LD : bien sûr. La structure et la rédaction du contrat de mandat de recherche de capitaux sont, une fois de plus, déterminantes. C’est LE document juridique de base et de référence. Il doit permettre efficacement la défense du Courtier, si celui-ci est contraint de rendre des comptes. Mais en plus du contrat, dans ce type de contentieux, la preuve des actes réalisés par le Courtier est essentielle. C’est la qualité juridique du contrat qui s’ajoute à la mécanique de ramassage des quelques preuves nécessaires, pour constituer le bouclier efficace en présence d’un Client emmené au Tribunal par le vendeur. Il faut comprendre que la pratique des Tribunaux est encore faible, dans ce contentieux à trois qui prend de l’ampleur et que la période de rationnement du crédit engagée par les banques et le HCSF ne peut qu’empirer.

ED : Cher Laurent, merci une nouvelle fois de tes éclairages pour nos amis Courtiers en crédit immobilier ! Je les invite vivement à parcourir en détail les deux articles publiés par Endroit Avocat dans un site juridique très accessible, dont les références figurent ci-dessous. Ces publications exposent des références juridiques et judiciaires précises, comme à ton habitude. Et surtout, très récentes. Elles alimentent la réflexion personnelle des Courtiers. La bonne compréhension des sujets judiciaires, même s’ils ne sont évidemment pas et fort heureusement, le quotidien des Courtiers en crédit immobilier, permet de passer efficacement et économiquement les inévitables contentieux.

Liens ou références utiles :

Lien avec la rubrique « Actualités » : 

https://www.village-justice.com/articles/blog-juristes-avocats-notaires,361

Laurent DENIS

Maître Laurent Denis :
Laurent Denis, Avocat, pratique et enseigne le droit des affaires et de la distribution bancaire et d’assurance.

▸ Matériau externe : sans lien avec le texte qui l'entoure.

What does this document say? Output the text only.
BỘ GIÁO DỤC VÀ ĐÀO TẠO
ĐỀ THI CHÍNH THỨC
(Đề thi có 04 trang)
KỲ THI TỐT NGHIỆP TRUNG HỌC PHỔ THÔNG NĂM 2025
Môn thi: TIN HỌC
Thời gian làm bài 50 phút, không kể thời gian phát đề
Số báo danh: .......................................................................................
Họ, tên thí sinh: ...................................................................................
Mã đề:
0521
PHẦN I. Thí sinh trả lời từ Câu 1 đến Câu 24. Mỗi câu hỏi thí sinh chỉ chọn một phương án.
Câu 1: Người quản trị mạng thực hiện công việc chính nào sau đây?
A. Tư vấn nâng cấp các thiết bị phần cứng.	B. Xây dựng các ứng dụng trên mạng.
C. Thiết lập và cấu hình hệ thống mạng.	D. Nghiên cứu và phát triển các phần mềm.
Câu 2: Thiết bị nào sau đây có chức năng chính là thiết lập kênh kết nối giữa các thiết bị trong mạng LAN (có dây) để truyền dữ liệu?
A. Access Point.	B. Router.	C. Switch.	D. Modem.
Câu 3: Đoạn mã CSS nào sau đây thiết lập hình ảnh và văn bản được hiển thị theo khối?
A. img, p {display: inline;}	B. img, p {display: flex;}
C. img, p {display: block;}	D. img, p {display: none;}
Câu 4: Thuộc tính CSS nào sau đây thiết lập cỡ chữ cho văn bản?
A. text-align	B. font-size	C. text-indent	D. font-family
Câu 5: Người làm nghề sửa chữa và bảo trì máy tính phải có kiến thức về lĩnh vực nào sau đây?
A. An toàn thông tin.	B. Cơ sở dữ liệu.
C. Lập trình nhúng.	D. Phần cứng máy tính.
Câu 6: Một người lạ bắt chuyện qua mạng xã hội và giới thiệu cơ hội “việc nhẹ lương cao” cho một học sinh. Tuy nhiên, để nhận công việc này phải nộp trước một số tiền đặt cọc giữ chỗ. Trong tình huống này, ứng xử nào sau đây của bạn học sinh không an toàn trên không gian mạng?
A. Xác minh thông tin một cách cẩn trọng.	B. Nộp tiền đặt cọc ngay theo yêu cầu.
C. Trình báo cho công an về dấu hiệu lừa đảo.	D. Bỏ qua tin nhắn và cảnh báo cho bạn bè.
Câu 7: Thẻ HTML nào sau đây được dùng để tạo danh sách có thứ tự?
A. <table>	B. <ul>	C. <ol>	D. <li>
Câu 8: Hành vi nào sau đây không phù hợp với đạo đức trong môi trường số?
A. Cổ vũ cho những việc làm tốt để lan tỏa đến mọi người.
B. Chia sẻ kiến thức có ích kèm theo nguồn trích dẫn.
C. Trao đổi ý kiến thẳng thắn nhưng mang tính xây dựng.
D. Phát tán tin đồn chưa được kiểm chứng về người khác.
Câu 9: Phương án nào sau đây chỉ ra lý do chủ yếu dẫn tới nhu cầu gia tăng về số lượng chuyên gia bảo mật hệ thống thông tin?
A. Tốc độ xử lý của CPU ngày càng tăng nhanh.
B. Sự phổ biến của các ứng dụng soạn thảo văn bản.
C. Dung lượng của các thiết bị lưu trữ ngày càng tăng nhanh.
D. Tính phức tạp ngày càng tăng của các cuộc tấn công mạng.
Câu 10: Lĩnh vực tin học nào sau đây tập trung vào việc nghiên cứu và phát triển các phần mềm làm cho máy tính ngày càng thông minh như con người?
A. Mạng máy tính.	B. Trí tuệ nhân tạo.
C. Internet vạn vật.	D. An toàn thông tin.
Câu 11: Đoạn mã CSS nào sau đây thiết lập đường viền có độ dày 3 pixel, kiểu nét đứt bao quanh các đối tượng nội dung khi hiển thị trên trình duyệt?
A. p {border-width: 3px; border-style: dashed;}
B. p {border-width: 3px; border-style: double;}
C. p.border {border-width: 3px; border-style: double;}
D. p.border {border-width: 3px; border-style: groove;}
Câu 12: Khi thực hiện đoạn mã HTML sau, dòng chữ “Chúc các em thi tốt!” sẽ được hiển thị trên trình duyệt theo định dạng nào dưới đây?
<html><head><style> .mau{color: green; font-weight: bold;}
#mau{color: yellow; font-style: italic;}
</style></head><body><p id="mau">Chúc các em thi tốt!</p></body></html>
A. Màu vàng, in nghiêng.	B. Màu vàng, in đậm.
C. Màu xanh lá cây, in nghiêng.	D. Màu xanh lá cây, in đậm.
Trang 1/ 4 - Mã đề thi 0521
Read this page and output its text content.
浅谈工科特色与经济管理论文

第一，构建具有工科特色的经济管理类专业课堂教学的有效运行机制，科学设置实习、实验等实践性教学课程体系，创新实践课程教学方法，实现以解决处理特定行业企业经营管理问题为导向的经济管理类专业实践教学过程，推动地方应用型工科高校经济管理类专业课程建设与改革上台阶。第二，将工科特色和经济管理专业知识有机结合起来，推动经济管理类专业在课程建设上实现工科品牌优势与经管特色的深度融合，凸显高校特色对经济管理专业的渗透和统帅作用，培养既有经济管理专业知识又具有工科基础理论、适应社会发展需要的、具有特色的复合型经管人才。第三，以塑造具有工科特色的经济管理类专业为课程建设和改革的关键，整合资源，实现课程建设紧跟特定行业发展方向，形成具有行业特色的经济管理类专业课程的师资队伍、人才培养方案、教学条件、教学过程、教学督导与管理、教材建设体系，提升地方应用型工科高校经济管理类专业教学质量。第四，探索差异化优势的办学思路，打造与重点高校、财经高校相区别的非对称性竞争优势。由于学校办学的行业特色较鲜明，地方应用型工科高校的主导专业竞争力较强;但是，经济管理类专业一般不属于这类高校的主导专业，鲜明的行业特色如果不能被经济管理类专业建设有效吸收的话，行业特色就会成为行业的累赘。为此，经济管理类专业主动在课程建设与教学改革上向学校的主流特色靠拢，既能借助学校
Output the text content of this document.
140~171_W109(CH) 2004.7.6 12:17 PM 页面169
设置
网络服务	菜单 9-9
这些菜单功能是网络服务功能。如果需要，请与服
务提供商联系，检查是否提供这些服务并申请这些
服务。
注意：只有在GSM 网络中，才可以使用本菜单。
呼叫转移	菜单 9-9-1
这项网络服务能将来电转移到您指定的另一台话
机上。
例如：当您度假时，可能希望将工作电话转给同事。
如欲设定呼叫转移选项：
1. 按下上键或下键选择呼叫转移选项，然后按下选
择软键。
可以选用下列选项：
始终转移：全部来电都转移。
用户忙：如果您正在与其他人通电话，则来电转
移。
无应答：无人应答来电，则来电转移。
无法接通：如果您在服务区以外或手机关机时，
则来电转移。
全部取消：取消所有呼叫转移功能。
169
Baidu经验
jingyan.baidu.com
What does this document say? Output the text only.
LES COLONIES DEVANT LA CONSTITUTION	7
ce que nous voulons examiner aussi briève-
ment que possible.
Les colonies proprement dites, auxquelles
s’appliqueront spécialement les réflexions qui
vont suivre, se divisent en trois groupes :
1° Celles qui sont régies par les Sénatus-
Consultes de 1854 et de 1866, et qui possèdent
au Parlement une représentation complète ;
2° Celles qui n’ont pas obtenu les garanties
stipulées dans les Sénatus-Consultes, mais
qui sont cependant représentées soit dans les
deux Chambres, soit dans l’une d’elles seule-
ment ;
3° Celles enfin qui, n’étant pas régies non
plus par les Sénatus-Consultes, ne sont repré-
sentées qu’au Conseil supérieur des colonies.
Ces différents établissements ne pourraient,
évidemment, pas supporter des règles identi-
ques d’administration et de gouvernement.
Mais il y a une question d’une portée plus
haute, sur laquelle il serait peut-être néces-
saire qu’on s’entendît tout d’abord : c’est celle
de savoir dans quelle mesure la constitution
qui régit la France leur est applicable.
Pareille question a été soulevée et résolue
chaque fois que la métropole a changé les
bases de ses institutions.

Laurent Denis est l’auteur du « Droit de la distribution bancaire » et de « Réussir son crédit immobilier. »
Laurent Denis et Bruno Rouleau (Président de l’APIC) sont les auteurs de « Courtiers en crédits et IOBSP : défenseurs d’intérêts. »

Courriel : laurent.denis@endroit-avocat.fr (téléphone : uniquement sur rendez-vous).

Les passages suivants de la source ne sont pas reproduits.